Não às mudanças do IR
A única saída racional seria a retirada do projeto pelo governo, ou a postergação de sua votação pelo presidente da Câmara, e a criação de uma comissão de alto nível que possa elaborar um projeto de Reforma Tributária ampla e articulada
O projeto de Lei 2337/21, que altera a legislação do Imposto de Renda, provocou, desde a sua apresentação, grande preocupação entre empresários, tributaristas e diversos segmentos da sociedade, não apenas pela fase de transição pela qual passa o país, mas também por sua complexidade e ameaça de forte aumento da carga tributária.
Independentemente das controversas alterações na legislação do IR, cabe destacar algumas questões preliminares com relação à proposta em análise, apresentada pelo governo como uma etapa da Reforma Tributária.
A primeira é quanto à oportunidade de se discutir mudanças profundas na legislação, em um período em que a economia começa a se recuperar, mas em que diversos setores da economia, e vários segmentos da população, ainda convivem com grandes dificuldades e necessitam de apoio do executivo e do legislativo para poder superá-las com menor custo econômico e social.

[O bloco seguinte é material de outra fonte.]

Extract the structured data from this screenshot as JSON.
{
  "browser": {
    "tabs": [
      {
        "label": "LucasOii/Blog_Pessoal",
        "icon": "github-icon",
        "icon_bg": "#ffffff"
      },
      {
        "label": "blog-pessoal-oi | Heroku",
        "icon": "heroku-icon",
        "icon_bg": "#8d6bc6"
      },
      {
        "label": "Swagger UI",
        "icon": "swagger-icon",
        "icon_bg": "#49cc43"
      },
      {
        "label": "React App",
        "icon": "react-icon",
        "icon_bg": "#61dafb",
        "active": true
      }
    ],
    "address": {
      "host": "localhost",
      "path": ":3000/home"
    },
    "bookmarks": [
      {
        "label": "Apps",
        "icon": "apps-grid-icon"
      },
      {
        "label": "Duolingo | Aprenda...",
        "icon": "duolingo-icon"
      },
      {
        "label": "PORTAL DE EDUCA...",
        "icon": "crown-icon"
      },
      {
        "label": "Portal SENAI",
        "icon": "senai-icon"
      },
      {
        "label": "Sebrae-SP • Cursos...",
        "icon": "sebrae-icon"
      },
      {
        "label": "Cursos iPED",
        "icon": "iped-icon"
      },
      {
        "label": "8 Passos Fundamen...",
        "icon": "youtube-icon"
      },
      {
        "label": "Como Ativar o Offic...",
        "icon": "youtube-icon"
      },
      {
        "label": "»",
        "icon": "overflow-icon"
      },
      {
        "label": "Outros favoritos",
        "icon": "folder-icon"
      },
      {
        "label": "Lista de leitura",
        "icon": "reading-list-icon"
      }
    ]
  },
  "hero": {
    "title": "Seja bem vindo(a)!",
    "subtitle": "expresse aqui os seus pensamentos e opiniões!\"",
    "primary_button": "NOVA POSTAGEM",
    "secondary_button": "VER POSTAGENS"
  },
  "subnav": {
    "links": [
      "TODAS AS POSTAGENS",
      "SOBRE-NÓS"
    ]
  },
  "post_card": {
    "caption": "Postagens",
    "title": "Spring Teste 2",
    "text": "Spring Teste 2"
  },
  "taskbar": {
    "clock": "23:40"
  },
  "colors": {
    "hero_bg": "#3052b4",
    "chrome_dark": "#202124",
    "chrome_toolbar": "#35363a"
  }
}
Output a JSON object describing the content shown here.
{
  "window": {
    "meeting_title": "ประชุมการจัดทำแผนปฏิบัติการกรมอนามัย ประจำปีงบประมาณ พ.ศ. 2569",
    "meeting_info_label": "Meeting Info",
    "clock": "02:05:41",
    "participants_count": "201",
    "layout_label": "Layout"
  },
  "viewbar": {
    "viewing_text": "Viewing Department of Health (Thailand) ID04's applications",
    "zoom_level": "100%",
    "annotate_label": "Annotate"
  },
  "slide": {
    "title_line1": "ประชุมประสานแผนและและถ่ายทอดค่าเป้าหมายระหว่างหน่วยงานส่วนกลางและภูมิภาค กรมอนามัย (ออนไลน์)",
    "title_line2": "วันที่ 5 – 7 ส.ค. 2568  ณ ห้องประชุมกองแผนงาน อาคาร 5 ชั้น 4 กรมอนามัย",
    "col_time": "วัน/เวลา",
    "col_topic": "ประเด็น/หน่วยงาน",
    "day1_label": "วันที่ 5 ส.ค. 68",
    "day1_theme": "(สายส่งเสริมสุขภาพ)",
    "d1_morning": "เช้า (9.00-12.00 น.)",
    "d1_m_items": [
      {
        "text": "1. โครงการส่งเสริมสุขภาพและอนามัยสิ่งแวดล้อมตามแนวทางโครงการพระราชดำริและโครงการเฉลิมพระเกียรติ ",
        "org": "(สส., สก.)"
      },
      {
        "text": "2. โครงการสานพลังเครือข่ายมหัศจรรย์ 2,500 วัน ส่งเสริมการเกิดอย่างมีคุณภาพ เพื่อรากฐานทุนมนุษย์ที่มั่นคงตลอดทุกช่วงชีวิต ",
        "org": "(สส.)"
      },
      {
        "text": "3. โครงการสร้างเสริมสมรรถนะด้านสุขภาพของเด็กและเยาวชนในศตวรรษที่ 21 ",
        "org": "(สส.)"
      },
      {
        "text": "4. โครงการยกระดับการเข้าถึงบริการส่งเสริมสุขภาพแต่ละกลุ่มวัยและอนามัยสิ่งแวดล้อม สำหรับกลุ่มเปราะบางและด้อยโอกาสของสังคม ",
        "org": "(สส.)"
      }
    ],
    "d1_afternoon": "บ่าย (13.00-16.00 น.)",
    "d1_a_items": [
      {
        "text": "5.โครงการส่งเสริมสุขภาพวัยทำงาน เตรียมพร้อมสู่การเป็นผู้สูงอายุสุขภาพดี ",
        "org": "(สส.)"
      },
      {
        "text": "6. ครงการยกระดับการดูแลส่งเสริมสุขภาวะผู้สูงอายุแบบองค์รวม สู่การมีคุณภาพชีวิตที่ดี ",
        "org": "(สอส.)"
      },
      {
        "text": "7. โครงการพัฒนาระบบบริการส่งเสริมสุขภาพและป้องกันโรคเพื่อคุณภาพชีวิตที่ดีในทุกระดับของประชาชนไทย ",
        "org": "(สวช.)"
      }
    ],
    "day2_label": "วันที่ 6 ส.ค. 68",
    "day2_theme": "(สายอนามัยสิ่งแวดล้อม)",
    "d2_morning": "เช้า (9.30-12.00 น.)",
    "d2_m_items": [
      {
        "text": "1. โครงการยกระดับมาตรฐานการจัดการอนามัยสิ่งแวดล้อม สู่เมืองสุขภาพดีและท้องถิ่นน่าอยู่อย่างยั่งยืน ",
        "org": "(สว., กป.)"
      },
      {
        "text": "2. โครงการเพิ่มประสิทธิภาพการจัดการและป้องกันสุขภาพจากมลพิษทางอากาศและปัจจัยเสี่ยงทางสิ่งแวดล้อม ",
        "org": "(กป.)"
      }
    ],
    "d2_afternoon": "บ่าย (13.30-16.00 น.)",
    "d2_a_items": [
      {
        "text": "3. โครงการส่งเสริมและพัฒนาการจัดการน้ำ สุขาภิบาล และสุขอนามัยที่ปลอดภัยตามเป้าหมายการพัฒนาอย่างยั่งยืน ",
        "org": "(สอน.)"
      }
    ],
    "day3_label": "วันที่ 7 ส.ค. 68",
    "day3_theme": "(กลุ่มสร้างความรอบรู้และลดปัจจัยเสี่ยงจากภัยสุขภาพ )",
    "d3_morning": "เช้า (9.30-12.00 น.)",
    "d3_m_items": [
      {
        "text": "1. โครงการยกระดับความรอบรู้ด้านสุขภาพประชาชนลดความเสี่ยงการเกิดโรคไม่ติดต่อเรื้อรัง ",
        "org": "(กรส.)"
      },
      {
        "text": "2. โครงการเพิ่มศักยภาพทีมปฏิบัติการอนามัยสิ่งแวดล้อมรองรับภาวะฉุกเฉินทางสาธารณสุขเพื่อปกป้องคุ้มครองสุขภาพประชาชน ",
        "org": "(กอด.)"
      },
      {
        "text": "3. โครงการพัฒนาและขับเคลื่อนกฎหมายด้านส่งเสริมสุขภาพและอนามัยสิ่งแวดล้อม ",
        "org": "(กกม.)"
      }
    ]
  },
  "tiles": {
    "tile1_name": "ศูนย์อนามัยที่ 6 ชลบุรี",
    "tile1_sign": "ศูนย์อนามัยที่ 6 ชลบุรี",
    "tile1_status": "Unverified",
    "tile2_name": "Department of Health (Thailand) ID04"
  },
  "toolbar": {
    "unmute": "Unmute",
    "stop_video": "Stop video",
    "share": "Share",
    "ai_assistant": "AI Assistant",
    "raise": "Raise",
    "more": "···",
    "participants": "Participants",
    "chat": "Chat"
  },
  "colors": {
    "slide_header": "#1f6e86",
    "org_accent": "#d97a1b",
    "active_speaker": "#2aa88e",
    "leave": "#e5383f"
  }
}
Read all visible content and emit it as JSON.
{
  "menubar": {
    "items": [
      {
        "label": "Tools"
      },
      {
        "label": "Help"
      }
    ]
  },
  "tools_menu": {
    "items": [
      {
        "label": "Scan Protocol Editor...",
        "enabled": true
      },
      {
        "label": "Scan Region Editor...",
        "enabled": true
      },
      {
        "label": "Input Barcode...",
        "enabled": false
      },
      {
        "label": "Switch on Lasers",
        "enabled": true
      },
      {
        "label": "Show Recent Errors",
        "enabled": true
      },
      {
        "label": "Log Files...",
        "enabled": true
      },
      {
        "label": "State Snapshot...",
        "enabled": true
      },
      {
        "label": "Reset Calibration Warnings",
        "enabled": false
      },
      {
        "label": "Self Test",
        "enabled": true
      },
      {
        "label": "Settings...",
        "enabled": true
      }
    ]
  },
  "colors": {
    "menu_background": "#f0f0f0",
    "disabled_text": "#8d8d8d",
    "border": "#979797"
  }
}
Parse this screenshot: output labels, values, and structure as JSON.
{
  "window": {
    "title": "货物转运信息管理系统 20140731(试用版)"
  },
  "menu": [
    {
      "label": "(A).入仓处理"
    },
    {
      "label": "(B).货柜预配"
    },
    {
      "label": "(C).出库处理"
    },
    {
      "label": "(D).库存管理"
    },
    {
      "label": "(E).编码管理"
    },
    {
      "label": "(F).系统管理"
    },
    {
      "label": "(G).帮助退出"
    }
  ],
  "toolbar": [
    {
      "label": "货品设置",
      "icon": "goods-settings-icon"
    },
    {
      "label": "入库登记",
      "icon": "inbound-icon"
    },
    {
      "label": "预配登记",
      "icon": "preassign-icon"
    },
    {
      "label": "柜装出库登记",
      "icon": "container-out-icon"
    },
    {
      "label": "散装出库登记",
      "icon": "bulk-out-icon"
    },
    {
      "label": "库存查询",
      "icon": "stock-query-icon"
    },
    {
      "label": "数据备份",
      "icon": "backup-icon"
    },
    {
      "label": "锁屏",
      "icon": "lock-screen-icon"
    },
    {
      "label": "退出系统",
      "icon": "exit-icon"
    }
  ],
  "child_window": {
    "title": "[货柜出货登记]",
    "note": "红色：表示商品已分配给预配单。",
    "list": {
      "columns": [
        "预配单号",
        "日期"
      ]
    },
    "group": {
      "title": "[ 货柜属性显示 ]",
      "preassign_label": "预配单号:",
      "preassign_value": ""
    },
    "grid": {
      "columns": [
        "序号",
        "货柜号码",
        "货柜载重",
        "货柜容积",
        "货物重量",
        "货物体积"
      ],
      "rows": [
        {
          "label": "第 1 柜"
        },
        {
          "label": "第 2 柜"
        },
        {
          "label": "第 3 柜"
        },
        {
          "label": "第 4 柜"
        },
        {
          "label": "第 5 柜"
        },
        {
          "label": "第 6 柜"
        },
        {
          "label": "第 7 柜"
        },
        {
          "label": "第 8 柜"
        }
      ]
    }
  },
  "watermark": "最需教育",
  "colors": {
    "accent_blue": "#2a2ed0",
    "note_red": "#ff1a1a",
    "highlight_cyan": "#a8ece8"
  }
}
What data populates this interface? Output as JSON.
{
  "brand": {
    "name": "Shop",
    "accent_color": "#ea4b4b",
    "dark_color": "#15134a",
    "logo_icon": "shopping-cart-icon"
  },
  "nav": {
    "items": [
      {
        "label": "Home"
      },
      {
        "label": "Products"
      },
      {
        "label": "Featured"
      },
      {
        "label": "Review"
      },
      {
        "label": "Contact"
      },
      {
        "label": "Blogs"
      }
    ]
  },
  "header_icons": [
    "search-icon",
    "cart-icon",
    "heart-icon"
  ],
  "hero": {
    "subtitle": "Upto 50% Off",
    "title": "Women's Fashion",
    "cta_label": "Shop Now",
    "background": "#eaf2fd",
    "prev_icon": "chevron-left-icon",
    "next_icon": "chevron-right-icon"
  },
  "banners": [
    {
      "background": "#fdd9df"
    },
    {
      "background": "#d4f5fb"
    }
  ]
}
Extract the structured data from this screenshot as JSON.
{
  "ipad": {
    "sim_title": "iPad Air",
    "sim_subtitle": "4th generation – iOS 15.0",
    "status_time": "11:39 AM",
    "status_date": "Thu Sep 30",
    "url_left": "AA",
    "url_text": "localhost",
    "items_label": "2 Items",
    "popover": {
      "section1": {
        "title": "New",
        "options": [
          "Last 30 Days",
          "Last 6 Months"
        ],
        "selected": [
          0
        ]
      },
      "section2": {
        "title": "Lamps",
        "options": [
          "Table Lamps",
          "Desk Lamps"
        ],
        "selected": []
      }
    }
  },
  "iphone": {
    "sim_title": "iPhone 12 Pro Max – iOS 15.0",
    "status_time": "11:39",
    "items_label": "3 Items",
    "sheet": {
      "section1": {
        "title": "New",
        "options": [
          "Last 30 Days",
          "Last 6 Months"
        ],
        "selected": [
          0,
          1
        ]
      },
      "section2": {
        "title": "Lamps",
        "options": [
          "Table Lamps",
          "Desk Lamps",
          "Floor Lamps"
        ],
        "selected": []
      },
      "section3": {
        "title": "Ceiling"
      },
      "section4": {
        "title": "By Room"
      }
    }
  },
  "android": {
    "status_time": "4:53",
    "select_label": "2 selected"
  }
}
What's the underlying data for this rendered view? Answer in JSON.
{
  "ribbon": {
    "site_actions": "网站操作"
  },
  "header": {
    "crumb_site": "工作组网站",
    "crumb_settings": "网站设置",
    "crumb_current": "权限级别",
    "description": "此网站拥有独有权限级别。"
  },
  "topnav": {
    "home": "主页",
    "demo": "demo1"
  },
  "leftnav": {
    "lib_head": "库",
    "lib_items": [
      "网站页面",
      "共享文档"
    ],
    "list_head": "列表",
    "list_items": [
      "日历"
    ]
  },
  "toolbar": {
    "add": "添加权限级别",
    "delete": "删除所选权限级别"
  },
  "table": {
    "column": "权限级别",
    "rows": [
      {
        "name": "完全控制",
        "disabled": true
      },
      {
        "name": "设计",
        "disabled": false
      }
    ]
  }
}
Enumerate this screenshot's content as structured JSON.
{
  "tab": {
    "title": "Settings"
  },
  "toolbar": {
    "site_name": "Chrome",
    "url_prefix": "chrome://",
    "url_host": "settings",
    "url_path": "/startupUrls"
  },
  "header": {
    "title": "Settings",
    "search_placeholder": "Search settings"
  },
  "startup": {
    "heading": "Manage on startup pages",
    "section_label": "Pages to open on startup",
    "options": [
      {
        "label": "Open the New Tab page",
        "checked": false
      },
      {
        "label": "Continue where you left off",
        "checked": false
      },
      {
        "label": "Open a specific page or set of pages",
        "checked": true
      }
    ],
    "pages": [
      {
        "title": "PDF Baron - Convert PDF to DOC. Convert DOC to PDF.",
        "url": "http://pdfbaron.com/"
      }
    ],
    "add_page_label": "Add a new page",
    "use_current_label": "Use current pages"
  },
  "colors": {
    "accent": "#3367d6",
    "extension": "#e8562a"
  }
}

A segunda é que, estimulada pelas restrições decorrentes da pandemia, houve aceleração do uso da tecnologia por parte das empresas, provocando mudanças relevantes no ambiente de negócios, cujos contornos ainda não se acham claramente definidos, mas que, certamente, terão implicações sobre a economia e sobre o sistema tributário.
A terceira é que não faz sentido debater Reforma Tributária antes da aprovação da Reforma Administrativa, que deve redefinir o tamanho e o custo do Estado, para depois discutir a forma de financiá-lo.
A quarta questão é que, matéria de tamanha complexidade e importância, com forte impacto sobre as decisões de investimentos e as atividades econômicas, não deve ser discutida em regime de urgência, mas precedida de ampla discussão com todos os segmentos da sociedade.
Por fim, em quinto, se há unanimidade das entidades de todos os setores da economia contra a oportunidade e o mérito do PL, a quem se pretende beneficiar? Qual problema atual se pretende resolver? A correção da Tabela do IR da pessoa física, que deveria ser ato rotineiro da administração, exigiria, ou justificaria, as mudanças estruturais propostas no PL 2337?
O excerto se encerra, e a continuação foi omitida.